|Title||Ecological assessment of the marine ecosystems of Barbuda, West Indies: Using rapid scientific assessment to inform ocean zoning and fisheries management|
|Publication Type||Journal Article|
|Year of Publication||2018|
|Authors||Ruttenberg B., Caselle JE, Estep A.J, Johnson A.E, Marhaver KL, Richter L.J, Sandin SA, Vermeij MJA, Smith JE, Grenda D., Cannon A.|
|Type of Article||Article|
|Keywords||caribbean coral-reefs; conch strombus-gigas; density; fish abundance; panulirus-argus; queen conch; region-wide declines; spawning aggregations; spiny lobster; us-virgin-islands|
To inform a community-based ocean zoning initiative, we conducted an intensive ecological assessment of the marine ecosystems of Barbuda, West Indies. We conducted 116 fish and 108 benthic surveys around the island, and measured the abundance and size structure of lobsters and conch at 52 and 35 sites, respectively. We found that both coral cover and fish biomass were similar to or lower than levels observed across the greater Caribbean; live coral cover and abundance of fishery target species, such as large snappers and groupers, was generally low. However, Barbuda lacks many of the high-relief forereef areas where similar work has been conducted in other Caribbean locations. The distribution of lobsters was patchy, making it difficult to quantify density at the island scale. However, the maximum size of lobsters was generally larger than in other locations in the Caribbean and similar to the maximum size reported 40 years ago. While the lobster population has clearly been heavily exploited, our data suggest that it is not as overexploited as in much of the rest of the Caribbean.
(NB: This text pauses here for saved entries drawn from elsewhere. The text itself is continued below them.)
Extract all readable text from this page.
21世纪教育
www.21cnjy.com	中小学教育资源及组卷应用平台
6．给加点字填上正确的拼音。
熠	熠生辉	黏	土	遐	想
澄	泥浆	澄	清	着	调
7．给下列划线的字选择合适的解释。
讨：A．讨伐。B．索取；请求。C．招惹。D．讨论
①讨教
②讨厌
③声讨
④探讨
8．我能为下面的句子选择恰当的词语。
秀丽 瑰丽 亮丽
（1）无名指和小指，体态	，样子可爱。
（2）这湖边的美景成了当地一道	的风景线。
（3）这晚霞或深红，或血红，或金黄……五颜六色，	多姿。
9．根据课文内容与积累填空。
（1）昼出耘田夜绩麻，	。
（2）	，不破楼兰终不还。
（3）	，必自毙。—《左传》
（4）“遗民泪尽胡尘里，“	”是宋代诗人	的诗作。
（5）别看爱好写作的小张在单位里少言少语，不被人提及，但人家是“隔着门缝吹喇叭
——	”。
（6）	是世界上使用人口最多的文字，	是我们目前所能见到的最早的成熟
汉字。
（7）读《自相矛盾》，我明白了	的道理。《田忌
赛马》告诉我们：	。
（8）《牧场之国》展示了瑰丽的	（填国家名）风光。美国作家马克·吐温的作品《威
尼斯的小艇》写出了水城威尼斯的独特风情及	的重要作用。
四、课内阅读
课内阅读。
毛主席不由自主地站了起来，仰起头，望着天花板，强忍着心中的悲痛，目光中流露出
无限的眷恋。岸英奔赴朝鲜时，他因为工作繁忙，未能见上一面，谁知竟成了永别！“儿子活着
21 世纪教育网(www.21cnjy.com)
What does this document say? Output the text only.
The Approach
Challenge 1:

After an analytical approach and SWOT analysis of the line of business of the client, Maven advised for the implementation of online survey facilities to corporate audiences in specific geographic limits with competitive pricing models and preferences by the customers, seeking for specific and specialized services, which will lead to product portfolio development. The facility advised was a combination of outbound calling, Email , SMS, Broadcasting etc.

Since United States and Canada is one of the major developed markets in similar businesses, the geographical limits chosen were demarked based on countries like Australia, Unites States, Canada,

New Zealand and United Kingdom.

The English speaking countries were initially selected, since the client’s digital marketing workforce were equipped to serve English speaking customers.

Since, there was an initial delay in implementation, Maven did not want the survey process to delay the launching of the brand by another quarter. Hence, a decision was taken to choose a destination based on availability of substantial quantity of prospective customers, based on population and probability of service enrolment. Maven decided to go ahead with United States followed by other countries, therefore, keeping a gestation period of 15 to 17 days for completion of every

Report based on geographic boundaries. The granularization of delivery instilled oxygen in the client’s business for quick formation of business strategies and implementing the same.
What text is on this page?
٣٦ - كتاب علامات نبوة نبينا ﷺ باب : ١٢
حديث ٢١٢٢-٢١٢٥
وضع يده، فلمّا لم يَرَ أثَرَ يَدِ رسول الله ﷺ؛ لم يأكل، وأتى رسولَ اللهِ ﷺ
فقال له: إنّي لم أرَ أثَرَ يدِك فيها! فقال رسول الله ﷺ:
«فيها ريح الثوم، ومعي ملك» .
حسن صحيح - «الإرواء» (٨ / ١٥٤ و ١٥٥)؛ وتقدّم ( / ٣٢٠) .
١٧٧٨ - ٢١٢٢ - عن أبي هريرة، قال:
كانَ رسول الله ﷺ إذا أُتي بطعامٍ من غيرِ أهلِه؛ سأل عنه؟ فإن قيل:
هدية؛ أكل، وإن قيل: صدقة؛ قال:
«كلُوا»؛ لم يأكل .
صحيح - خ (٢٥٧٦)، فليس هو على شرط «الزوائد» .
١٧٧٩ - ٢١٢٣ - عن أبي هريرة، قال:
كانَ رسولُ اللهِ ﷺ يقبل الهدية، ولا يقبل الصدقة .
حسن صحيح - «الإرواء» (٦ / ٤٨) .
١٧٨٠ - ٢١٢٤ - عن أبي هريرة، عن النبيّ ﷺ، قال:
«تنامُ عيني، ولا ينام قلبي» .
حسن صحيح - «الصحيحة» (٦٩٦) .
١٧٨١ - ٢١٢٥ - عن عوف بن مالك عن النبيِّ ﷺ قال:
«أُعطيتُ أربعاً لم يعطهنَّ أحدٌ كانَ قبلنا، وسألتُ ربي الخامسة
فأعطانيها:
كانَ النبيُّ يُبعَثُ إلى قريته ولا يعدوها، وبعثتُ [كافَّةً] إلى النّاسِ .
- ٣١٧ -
Surveys of Barbuda's Codrington Lagoon revealed many juvenile lobsters, but none of legal size (95 mm carapace length), suggesting that the lagoon functions primarily as nursery habitat. Conch abundance and size on Barbuda were similar to that of other Caribbean islands. Our data suggest that many of the regional threats observed on other Caribbean islands are present on Barbuda, but some resources-particularly lobster and conch-may be less overexploited than on other Caribbean islands. Local management has the potential to provide sustainability for at least some of the island's marine resources. We show that a rapid, thorough ecological assessment can reveal clear conservation opportunities and facilitate rapid conservation action by providing the foundation for a community-driven policymaking process at the island scale.